There are no bushes around Petua Elieu’s home in Amuria district, eastern Uganda. Before sitting down to un-shell groundnuts or sort the vegetables for the day, she and her family clear the compound and take away anything that places them at risk of malaria. They remove broken containers around their home and are sure to clear any bushes that might be growing. Only after they have ascertained that their environment is safe and clean do they sit down to take tea with lemon grass, a mosquito repellent they planted near the home.
Elieu knows that preventing malaria is a matter of life and death. In 2017, she lost her six-month-old son to the disease.
“It was around June and it was raining,” she recalls. “I returned home from the market and I found he had no appetite. I took him to the health centre and they told me he had malaria. The nurse tried to find a vein to give him medicine, but she could not. She gave us coartem and we went home. He did not get better, and we went back to the health centre. This time they found a vein and gave him artesunate. They also told me he was anemic. He got worse and died.”
The Global Malaria report indicates that 94 percent of malaria deaths are in Africa, killing mostly children under five. In areas where malaria transmission is high, anemia is a common and serious consequence. Malaria creates long term and fatal health complications while straining national health systems and families.
Elieu’s child died at a time when the family had no money to buy a net.

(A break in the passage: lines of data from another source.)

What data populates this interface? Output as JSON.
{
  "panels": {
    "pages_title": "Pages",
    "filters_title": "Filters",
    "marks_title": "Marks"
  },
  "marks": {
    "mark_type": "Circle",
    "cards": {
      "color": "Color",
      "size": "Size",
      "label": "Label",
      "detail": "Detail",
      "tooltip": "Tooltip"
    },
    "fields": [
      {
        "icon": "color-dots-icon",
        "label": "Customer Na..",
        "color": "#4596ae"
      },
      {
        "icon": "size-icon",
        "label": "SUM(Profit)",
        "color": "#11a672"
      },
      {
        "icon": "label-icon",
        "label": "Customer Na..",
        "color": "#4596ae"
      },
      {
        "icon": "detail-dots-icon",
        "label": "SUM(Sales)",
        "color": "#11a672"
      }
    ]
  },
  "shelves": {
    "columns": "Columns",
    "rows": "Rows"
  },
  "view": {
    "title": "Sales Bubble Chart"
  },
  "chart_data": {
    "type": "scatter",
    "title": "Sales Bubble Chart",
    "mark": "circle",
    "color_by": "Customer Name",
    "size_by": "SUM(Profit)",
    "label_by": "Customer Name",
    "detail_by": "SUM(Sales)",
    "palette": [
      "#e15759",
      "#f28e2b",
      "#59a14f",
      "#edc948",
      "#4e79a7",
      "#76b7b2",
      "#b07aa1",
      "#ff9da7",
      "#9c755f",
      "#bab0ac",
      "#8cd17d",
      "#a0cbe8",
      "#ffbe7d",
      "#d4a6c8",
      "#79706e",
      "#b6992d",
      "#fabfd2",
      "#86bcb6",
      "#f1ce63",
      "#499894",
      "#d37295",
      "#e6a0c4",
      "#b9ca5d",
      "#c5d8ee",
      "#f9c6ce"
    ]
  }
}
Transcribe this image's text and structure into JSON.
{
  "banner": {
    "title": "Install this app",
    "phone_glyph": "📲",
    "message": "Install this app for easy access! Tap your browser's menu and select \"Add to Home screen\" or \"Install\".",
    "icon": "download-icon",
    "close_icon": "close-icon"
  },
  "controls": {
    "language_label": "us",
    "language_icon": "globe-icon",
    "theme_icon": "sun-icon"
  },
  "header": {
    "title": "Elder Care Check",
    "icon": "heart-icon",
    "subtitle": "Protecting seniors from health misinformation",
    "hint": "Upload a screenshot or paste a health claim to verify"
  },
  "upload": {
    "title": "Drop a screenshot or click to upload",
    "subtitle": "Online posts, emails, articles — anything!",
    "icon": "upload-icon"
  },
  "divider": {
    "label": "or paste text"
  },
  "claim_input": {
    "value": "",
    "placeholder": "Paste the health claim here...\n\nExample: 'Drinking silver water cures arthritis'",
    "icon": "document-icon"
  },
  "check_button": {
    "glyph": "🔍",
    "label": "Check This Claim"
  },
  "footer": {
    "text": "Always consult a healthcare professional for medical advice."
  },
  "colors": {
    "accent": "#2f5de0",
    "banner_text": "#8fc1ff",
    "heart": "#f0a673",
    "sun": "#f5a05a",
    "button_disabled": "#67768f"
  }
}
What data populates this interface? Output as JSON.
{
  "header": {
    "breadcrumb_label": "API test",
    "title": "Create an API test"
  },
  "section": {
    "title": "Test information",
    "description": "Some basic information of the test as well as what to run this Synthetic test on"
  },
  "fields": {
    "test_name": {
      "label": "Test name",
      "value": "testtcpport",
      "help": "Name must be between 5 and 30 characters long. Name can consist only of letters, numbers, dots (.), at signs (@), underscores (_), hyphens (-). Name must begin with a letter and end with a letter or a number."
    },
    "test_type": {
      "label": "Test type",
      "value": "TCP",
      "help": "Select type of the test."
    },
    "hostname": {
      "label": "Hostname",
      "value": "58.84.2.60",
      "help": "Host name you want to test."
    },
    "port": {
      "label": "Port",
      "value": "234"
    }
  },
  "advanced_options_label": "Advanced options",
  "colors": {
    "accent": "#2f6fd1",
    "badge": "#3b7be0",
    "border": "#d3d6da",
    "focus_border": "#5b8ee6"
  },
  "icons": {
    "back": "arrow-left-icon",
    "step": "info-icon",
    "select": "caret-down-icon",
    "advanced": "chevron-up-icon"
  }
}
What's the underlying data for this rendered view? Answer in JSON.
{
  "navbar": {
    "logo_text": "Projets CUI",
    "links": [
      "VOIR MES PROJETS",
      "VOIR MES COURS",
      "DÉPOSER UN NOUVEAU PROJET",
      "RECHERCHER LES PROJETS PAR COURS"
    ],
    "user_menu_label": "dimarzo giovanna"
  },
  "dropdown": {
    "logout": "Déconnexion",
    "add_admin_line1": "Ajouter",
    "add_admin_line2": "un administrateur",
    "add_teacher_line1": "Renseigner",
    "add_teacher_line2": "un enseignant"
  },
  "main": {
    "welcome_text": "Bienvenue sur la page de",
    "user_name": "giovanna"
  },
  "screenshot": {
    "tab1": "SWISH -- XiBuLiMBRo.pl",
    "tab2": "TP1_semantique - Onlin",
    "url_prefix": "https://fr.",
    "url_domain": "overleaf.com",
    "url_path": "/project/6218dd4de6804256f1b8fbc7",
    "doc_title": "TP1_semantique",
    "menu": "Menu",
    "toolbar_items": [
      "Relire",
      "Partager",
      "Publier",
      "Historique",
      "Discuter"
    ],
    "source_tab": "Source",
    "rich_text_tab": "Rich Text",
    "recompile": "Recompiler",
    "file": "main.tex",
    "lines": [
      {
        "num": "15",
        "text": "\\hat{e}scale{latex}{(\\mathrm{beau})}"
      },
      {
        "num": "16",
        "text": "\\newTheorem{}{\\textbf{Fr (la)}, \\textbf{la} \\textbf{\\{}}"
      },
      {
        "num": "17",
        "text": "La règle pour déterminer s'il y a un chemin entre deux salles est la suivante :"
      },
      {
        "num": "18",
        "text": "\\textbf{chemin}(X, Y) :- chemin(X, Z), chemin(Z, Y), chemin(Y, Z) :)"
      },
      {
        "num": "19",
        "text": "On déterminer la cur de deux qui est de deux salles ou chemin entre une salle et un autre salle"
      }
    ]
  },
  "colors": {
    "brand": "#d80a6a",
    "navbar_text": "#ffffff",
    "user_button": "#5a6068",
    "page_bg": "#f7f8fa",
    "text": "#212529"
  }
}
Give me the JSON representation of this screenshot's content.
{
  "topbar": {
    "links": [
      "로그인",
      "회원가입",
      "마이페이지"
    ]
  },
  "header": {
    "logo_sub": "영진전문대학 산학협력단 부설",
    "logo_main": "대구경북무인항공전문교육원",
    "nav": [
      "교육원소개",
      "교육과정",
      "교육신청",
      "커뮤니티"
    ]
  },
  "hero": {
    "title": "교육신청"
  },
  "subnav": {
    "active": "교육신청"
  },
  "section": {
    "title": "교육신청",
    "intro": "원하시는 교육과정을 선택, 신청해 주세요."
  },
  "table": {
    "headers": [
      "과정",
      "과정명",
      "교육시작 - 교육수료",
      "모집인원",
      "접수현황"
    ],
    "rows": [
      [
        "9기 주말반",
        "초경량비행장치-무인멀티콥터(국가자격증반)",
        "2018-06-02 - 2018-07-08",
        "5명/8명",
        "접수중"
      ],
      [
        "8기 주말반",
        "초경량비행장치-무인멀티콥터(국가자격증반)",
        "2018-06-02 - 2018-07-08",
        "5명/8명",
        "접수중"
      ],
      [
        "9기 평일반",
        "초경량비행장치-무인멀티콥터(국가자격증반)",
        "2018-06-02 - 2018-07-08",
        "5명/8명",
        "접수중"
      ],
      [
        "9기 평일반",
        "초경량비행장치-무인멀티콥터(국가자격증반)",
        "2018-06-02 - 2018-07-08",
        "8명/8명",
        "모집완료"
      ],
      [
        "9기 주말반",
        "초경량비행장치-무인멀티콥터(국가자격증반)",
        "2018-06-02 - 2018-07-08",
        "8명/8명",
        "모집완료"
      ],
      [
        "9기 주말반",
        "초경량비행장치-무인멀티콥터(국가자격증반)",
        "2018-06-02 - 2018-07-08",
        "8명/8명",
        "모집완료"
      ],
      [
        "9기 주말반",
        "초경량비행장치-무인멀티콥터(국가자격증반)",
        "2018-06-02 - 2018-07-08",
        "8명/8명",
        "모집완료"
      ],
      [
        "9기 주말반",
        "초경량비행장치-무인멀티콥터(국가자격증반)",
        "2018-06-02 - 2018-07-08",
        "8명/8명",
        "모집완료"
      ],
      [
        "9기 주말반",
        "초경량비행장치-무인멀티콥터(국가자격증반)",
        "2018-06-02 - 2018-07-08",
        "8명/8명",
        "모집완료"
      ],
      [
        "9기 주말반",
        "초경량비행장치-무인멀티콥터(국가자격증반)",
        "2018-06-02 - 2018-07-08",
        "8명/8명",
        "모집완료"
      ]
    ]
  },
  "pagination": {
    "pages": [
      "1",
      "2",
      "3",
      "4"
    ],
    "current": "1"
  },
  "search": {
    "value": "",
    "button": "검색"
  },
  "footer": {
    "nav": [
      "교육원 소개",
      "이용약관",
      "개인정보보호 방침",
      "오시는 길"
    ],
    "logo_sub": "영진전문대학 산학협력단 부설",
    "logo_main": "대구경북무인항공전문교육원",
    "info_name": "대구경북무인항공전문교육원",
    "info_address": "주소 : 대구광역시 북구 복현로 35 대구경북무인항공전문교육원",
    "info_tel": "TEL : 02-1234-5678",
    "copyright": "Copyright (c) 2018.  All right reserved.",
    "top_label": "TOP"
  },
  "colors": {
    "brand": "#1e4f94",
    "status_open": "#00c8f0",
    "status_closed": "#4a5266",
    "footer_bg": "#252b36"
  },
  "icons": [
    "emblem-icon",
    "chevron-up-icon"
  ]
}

“When he died, I felt it. My heart was pierced. The pain was inside,” she says. The memory makes her eyes misty. “I got the little money I had and went and bought a mosquito net. I could only afford one mosquito net and we had to share it as a family even after I had my second and third child.”
Her two remaining children are now seven and three, and she is pregnant with another.
“I do not miss any antenatal visits. I got my first mosquito net when I started antenatal care in June last year. The VHT also gave us two more mosquito nets. Malaria no longer disturbs us like it used to. I do everything our Village Health Team tells us because we want to stay healthy. I want this child to live. This child will live. I want my remaining children to stay alive,” she says.
Investing in malaria ensures that essentials such as insecticide treated mosquito nets reach the people most vulnerable to malaria. RBM works with government and partners to implement successful distribution of insecticide treated nets, including enabling community driven surveillance, supporting procurement process, planning Social Behavior Change Campaigns that utilize VHTs as ambassadors, monitoring and evaluation.
“We work with the government to monitor the implementation of the national malaria strategic plan. We review information to see where the most needs are,” explains Mulumba Mathias Ssuuna, the National Coordinator, Uganda National Civil Society Alliance Against Malaria and CSO representative at the national malaria council.
“Are there pregnant women in a particular community who are still not getting mosquito insecticide treated nets? Are there families that have not been given the nets that they are meant to receive? Are there other organizations providing mosquito nets so that we do not duplicate? These are some of the questions we ask to enable proper planning. We work with VHTs to provide information from the community,” Suuna says.
The countries that RBM supports utilize their network of government and local government institutions for pre-net distribution activities, giving people like Elieu the Big Push they need to end malaria in their homes.